The Heartbreaking Death Of Fox News Anchor Uma Pemmaraju
Uma Pemmaraju, one of the founding Fox News anchors, died at the age of 64 on August 8, per Fox News. No cause of death has been publicly announced. She's survived by her daughter Kirina Alana Devi and her ex-husband Andrew Petkun, per The Focus.
Suzanne Scott, the CEO of Fox News Media, said in a statement, "We are deeply saddened by the death of Uma Pemmaraju. [...] Uma was an incredibly talented journalist as well as a warm and lovely person, best known for her kindness to everyone she worked with. We extend our heartfelt condolences to her entire family."
Pemmarju was born in India, and her family moved to San Antonio, Texas when she was 6 years old, according to The Boston Globe. Her interest in journalism started at a young age; she tracked world news she saw on TV in a personal diary, and her grandfather was a newspaper publisher, The Boston Globe notes. Pemmarju graduated from Trinity University in San Antonio with a degree in political science and government, according to her LinkedIn.
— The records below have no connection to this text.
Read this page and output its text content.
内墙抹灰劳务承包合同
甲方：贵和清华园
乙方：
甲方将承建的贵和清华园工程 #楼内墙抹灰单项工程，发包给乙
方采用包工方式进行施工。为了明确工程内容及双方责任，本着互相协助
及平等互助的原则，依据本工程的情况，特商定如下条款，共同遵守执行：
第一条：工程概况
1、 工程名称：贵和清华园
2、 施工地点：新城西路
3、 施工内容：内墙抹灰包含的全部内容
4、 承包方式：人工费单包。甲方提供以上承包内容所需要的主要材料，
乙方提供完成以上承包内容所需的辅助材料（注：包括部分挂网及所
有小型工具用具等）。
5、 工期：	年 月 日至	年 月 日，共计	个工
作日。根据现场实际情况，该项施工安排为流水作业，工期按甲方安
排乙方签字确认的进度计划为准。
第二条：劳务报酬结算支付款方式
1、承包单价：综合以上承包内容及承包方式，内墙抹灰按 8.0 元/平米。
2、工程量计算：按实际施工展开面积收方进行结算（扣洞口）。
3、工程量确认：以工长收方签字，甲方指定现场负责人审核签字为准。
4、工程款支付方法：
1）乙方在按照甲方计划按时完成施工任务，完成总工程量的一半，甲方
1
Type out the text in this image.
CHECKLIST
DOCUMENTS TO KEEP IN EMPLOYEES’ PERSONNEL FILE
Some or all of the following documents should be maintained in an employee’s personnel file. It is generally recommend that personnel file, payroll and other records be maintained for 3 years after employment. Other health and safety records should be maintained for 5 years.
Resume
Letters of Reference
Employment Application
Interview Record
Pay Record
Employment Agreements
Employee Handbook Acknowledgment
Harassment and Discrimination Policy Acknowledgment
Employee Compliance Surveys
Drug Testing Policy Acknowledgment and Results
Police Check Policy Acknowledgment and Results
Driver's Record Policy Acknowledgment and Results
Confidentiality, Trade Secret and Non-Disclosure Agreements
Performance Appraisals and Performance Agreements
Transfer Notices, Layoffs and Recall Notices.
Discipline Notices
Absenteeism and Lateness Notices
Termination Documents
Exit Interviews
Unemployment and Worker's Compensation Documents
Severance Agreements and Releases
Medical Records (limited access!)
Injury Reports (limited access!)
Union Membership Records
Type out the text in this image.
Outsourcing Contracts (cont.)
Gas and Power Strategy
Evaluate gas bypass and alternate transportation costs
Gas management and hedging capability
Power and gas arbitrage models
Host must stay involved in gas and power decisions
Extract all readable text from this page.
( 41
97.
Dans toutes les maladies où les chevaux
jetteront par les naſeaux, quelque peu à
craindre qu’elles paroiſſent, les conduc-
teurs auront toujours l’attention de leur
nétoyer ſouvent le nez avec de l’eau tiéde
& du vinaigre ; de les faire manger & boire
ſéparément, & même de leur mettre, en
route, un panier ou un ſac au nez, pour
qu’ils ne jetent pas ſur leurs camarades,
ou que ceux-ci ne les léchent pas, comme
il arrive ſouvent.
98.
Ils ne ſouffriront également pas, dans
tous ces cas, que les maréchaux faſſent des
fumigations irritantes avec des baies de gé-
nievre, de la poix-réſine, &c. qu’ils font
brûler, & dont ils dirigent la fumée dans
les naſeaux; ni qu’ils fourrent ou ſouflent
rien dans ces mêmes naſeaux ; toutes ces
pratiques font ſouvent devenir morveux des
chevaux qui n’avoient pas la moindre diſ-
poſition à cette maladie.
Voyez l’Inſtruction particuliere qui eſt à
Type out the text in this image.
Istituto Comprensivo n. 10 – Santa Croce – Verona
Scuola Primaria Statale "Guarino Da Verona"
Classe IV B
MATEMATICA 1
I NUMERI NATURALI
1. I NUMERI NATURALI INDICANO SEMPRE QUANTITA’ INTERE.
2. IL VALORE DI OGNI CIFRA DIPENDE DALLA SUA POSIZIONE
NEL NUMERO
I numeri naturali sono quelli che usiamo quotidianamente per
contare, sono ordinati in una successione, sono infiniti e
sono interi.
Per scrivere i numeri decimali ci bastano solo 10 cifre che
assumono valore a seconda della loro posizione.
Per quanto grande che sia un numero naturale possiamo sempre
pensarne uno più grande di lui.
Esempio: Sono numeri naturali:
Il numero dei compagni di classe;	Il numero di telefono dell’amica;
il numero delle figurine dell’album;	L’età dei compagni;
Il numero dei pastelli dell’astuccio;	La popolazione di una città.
Uma Pemmaraju was an award-winning journalist
After graduating from Trinity, Uma Pemmaraju worked at a local Dallas news station and then moved to another station in Baltimore, where she won a local Emmy for her reporting of a child who nearly drowned, per The Boston Globe. Pemmarju went on to teach at Harvard University, the Institute of Politics, Kennedy School of Government Graduate Studies, and Boston's Emerson College Journalism School, her LinkedIn notes. She also worked for WBZ and CBS Boston, and she was named Boston's Best Anchor in 1996 and 1997, via AdWeek.
Pemmaraju moved to New York to join Fox News as an anchor when the network launched on October 7, 1996, at a time when there were few other Indian-American news anchors on a national network, Fox News notes. She started as the host of "Fox News Now" and she also anchored "The Fox Report."
She told The Boston Globe in 1993 what it was about her career as a reporter and newscaster that was most meaningful to her, saying, "I'm a conduit to help other people. I don't want to sound too sentimental. But that's what I'm about. I want to use my celebrity to help people, to help bring about something that needs to be done."